LINDA OSERMEN, of the Inter-African Committee (IAC), said that violence against women was a reflection of a value system which upheld and maintained the patriarchal power structure within which women were subjugated and abused at a monumental scale as collaborated by the reports of Special Rapporteurs on violence against women and on traditional practices. The IAC supported the adoption of the optional protocol by the Commission on the Status of Women and had been dealing with the problem of harmful traditional practices for the past 15 years. IAC called for a holistic approach to the fight against female genital mutilation which had been condemned in France and other Western countries where immigrant families practised it.

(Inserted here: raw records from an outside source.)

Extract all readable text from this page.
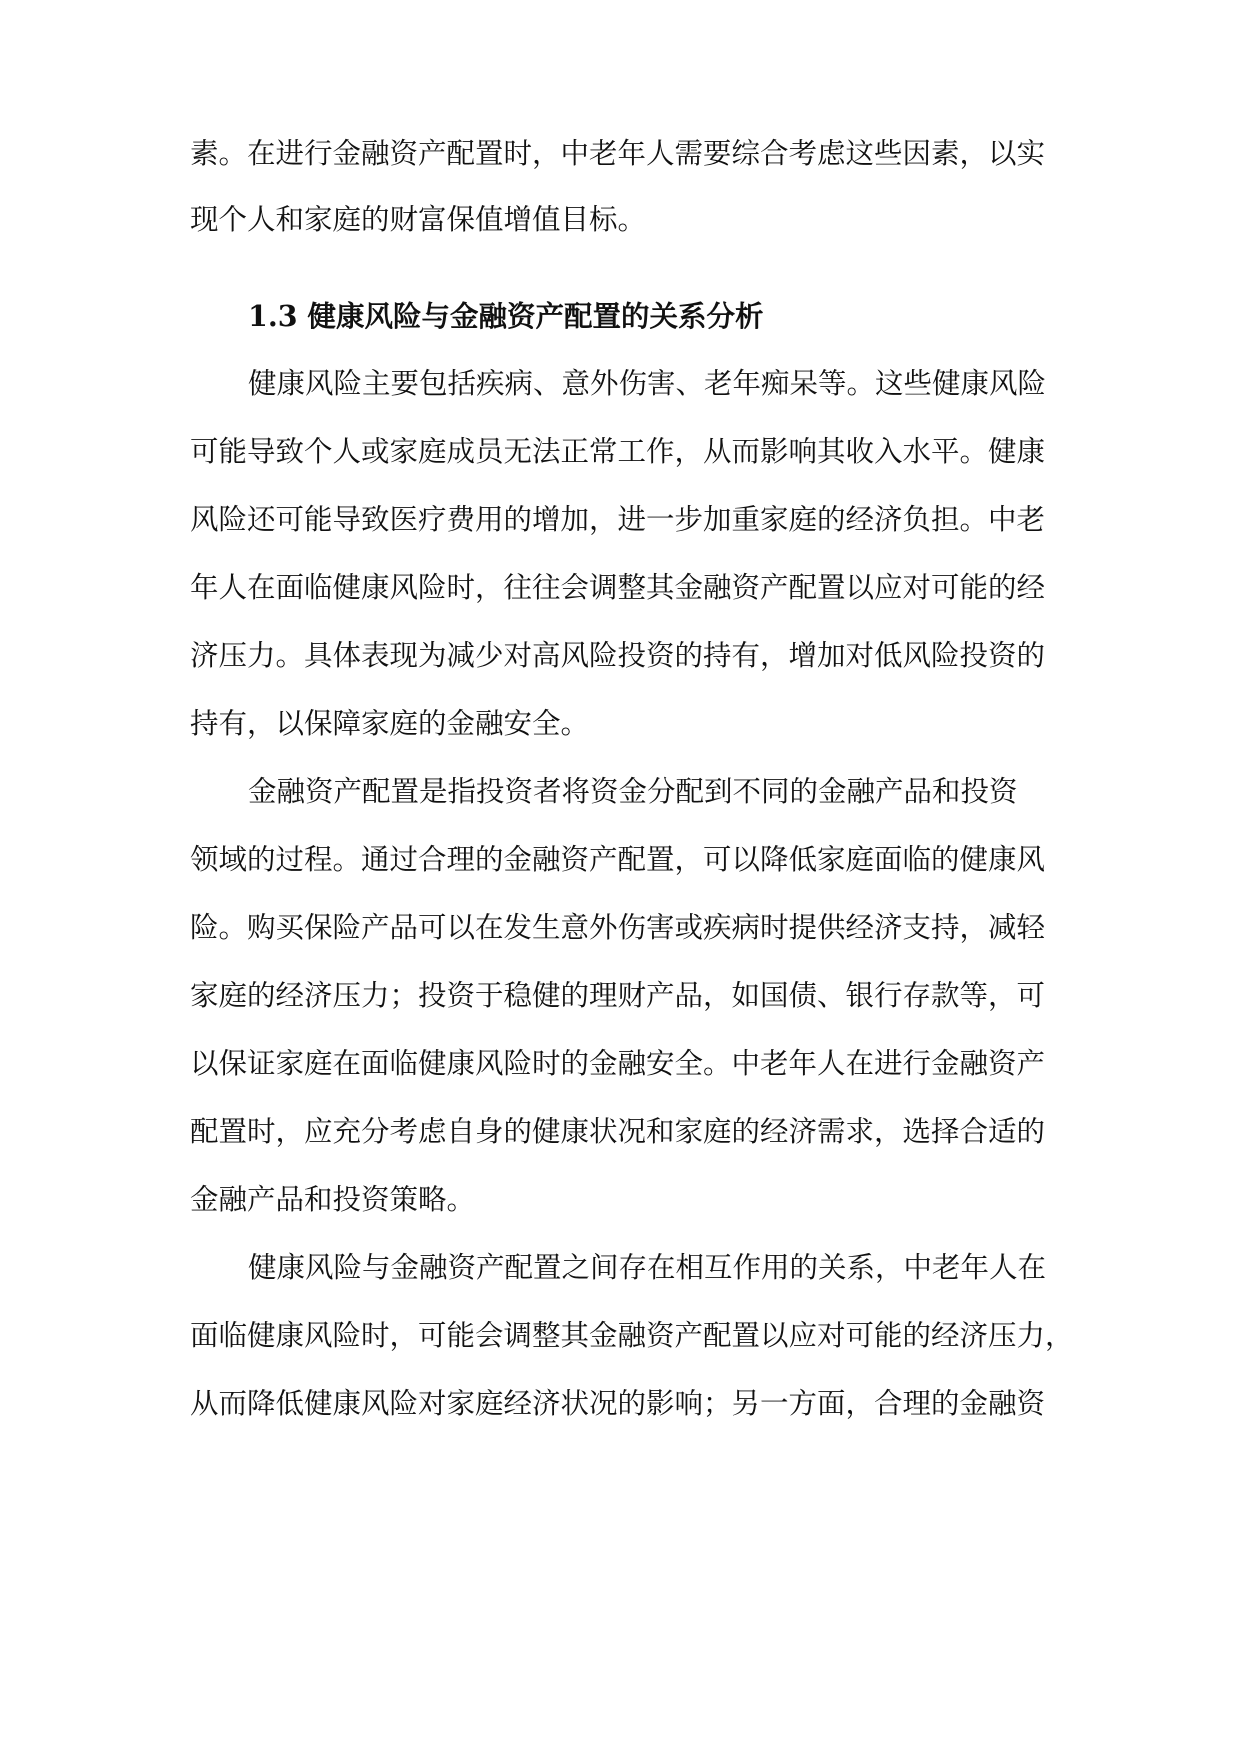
素。在进行金融资产配置时，中老年人需要综合考虑这些因素，以实
现个人和家庭的财富保值增值目标。
1.3 健康风险与金融资产配置的关系分析
健康风险主要包括疾病、意外伤害、老年痴呆等。这些健康风险
可能导致个人或家庭成员无法正常工作，从而影响其收入水平。健康
风险还可能导致医疗费用的增加，进一步加重家庭的经济负担。中老
年人在面临健康风险时，往往会调整其金融资产配置以应对可能的经
济压力。具体表现为减少对高风险投资的持有，增加对低风险投资的
持有，以保障家庭的金融安全。
金融资产配置是指投资者将资金分配到不同的金融产品和投资
领域的过程。通过合理的金融资产配置，可以降低家庭面临的健康风
险。购买保险产品可以在发生意外伤害或疾病时提供经济支持，减轻
家庭的经济压力；投资于稳健的理财产品，如国债、银行存款等，可
以保证家庭在面临健康风险时的金融安全。中老年人在进行金融资产
配置时，应充分考虑自身的健康状况和家庭的经济需求，选择合适的
金融产品和投资策略。
健康风险与金融资产配置之间存在相互作用的关系，中老年人在
面临健康风险时，可能会调整其金融资产配置以应对可能的经济压力，
从而降低健康风险对家庭经济状况的影响；另一方面，合理的金融资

- 15 - Press Release HR/CN/913 14 April 1999
ZAHEER KAZMI, of Al-Khoei Foundation, said it was concerned about the perpetuation of human rights abuses directed towards women in many parts of the world. Of particular concern was the plight of women in situations of armed conflict. These abuses against women often functioned as both by-products of the prevailing lawlessness and instruments of war for the contending parties. The continued acts of oppression against women by Taliban authorities in Afghanistan and the dangers now apparent and evident with respect to the Serbian conduct in the conflict in Kosovo testified to the scale and scope of the problem. In Afghanistan, the Taliban continued to carry out all manners of human violations on political, ethnic, religious and gender grounds. Such acts as were directed against women were wrongly legitimised with recourse to Islamic rulings.
Mr. Kazmi said that in Kosovo, it was important to remember lessons learned in the previous conflict in Bosnia about the need to safeguard the rights of women during such times. The incidence of rape was an instrument of war had been well documented during this conflict. The suffering of women did not and would not end with the conclusion of the conflict.
ANNA PARKER, of the Women's International League for Peace and Freedom, said there had been widespread and systematic rapes of ethnic Chinese women in Indonesia during the May 1998 riots; evidence suggested that there was specific targeting of Chinese women and that police and security forces were involved in these abuses. The Government of Indonesia should implement the recommendations of the Special Rapporteur on violence against women, and the Rapporteur should review the Indonesia's response in her next report.
Ms. Parker said attention should be paid to the effect on women of the Pacific of nuclear colonialism and nuclear testing; it was necessary to know the effects of these tests on their lives, health, lifestyles, and right to self-determination. Immediate and urgent action should be taken as well to ensure a gender perspective in planning and staging of the upcoming World Conference against Racism.
SYLVIA CAMACHO, of Indian Movement "Tupaj Amaru", said globalization and structural-adjustment programmes had caused hardships that fell especially heavily on women; women ended up being used as cheap and docile labour in the most exploited types of jobs, such as assembly-line electrical-component plants. Exploitation of the body for prostitution was now being inflicted on girls as young as 10. Economic forces tended to drive women from school as well, leaving them open to such abuses as prostitution and sexual trafficking.
Ms. Camacho said that above the age of 15, more than 50 per cent of women were illiterate. Figures were even higher among indigenous women. Cuts in educational funding because of structural-adjustment programmes and foreign-debt burdens were making the situation worse. Wage inequalities also had to be rectified. And violence against women should not be tolerated. An open commitment was needed by the international community rejecting the marginalization of women.